美国麻省理工学院Ian R. Wickersham团队近期取得重要工作进展，他们研究利用双缺失突变狂犬病病毒对体内突触连接的神经网络进行长期标记和成像。相关研究成果2024年1月11日在线发表于《自然—神经科学》杂志上。

据介绍，基于狂犬病病毒的单突触追踪是一种广泛使用的绘制神经回路的技术，但其细胞毒性使其主要局限于解剖学应用。

研究人员提出了一种第二代系统，使用双缺失突变狂犬病病毒，以最小的毒性标记靶向神经元群体的直接输入。病毒传播需要两种缺失的病毒基因在突触后源细胞中的反式表达。在病毒复制的最初阶段用多四环素抑制这种表达可以降低对突触后细胞的毒性。

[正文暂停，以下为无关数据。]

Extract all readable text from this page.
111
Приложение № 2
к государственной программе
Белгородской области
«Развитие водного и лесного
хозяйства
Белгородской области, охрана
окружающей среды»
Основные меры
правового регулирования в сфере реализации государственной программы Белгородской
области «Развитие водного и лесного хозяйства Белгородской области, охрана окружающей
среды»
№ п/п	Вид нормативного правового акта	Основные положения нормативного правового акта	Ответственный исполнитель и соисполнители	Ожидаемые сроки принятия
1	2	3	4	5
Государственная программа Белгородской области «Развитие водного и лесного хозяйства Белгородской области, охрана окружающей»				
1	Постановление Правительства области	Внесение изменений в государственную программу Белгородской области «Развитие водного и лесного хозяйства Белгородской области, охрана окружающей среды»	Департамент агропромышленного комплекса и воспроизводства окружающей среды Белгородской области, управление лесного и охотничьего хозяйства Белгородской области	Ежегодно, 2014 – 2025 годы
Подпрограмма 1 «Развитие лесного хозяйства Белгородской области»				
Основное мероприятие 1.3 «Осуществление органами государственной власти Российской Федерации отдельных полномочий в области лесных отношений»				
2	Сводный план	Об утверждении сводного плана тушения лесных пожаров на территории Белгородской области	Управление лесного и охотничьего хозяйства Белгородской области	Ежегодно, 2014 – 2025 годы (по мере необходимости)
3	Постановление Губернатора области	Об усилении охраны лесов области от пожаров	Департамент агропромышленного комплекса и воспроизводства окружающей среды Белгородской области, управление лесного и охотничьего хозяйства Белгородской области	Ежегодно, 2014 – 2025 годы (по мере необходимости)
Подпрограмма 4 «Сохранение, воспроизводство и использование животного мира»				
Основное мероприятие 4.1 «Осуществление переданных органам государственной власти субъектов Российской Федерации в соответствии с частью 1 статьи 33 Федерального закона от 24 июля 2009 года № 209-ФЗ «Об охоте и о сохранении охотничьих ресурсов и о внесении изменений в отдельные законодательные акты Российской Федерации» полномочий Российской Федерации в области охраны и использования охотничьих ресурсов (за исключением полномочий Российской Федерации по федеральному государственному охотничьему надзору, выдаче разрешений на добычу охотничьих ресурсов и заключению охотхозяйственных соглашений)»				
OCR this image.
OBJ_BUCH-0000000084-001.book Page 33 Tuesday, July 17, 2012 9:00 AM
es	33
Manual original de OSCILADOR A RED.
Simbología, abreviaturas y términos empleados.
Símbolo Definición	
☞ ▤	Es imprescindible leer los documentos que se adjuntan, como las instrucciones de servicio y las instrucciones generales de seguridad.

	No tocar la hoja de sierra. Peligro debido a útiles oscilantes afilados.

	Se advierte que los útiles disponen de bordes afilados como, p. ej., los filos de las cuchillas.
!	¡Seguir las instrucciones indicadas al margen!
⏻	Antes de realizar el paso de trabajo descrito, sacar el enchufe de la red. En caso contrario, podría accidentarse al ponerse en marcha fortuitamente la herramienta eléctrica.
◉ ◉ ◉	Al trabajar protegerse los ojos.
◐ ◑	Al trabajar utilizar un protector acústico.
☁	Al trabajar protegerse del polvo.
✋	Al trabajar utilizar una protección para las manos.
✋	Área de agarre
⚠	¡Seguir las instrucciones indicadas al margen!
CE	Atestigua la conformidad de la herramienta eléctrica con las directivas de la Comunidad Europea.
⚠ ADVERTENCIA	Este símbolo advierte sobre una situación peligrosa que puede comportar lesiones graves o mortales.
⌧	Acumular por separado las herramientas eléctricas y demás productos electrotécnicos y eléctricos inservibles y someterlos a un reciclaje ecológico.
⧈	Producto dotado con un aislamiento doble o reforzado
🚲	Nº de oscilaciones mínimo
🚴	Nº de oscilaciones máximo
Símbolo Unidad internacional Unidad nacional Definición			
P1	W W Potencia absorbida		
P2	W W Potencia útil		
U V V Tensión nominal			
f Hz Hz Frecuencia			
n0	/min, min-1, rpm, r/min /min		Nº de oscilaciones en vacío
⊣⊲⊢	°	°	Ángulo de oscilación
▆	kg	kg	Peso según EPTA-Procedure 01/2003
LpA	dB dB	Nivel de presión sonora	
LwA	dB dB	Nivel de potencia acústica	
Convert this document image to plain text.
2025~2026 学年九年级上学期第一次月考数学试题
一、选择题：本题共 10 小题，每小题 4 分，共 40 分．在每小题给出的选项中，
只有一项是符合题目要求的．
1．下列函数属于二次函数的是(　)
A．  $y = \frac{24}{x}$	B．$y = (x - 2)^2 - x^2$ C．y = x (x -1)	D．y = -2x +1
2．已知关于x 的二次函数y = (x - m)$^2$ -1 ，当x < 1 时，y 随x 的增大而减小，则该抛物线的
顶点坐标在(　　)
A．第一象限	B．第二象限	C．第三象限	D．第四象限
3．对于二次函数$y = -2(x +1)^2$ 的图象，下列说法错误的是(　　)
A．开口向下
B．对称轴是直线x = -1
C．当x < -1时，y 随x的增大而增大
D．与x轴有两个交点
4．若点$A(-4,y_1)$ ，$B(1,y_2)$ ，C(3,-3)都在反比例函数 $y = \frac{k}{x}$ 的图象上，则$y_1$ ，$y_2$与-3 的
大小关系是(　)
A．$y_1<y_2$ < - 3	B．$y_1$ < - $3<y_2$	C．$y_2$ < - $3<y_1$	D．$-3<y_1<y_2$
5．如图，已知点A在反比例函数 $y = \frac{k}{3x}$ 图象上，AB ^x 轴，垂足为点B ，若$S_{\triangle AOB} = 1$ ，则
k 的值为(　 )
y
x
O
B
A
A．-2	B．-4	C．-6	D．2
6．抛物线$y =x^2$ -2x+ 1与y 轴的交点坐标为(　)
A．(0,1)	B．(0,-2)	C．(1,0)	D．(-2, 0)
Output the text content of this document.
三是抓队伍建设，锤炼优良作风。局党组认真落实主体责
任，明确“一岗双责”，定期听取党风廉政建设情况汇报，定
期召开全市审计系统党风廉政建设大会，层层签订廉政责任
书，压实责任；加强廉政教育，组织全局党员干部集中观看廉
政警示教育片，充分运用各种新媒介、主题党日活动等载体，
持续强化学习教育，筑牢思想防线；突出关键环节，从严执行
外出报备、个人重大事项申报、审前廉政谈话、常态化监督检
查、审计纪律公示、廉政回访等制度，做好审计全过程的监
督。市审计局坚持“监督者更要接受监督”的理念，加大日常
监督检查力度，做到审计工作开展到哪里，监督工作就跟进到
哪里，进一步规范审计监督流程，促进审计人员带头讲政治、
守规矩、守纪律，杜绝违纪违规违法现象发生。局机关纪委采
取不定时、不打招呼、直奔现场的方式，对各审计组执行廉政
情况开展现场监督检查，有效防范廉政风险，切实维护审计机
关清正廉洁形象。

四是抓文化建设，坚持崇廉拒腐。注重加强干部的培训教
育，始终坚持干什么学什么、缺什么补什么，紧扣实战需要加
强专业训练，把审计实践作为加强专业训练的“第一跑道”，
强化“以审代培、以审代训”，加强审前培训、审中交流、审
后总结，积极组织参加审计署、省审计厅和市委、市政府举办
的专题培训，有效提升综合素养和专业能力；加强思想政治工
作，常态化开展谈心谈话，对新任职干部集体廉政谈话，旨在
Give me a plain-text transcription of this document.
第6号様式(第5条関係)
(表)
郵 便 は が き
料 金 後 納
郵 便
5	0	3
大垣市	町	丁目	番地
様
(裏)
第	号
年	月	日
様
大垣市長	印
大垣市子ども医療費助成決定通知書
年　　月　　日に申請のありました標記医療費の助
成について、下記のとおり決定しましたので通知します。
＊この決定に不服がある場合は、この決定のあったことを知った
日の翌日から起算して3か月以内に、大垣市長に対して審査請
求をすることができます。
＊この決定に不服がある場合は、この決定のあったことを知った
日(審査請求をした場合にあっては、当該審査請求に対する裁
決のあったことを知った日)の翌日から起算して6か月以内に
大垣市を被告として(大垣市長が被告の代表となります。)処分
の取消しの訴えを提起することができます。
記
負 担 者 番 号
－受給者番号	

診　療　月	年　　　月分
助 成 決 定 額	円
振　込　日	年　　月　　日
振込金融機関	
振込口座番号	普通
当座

体内纵向双光子成像表明，超过90%的突触前细胞和源细胞在整个12周的成像过程中存活下来。感染后5周的离体全细胞记录显示，与第一代系统相比，第二代系统对输入和源细胞的干扰要小得多。最后，视觉皮层神经元标记网络的双光子钙成像显示，10周后，它们的视觉反应特性恢复正常，这是我们随访时间最长的一次。

附：英文原文

Title: Long-term labeling and imaging of synaptically connected neuronal networks in vivo using double-deletion-mutant rabies viruses

Author: Jin, Lei, Sullivan, Heather A., Zhu, Mulangma, Lavin, Thomas K., Matsuyama, Makoto, Fu, Xin, Lea, Nicholas E., Xu, Ran, Hou, YuanYuan, Rutigliani, Luca, Pruner, Maxwell, Babcock, Kelsey R., Ip, Jacque Pak Kan, Hu, Ming, Daigle, Tanya L., Zeng, Hongkui, Sur, Mriganka, Feng, Guoping, Wickersham, Ian R.

Issue&Volume: 2024-01-11

Abstract: Rabies-virus-based monosynaptic tracing is a widely used technique for mapping neural circuitry, but its cytotoxicity has confined it primarily to anatomical applications. Here we present a second-generation system for labeling direct inputs to targeted neuronal populations with minimal toxicity, using double-deletion-mutant rabies viruses. Viral spread requires expression of both deleted viral genes in trans in postsynaptic source cells. Suppressing this expression with doxycycline following an initial period of viral replication reduces toxicity to postsynaptic cells. Longitudinal two-photon imaging in vivo indicated that over 90% of both presynaptic and source cells survived for the full 12-week course of imaging. Ex vivo whole-cell recordings at 5weeks postinfection showed that the second-generation system perturbs input and source cells much less than the first-generation system. Finally, two-photon calcium imaging of labeled networks of visual cortex neurons showed that their visual response properties appeared normal for 10weeks, the longest we followed them.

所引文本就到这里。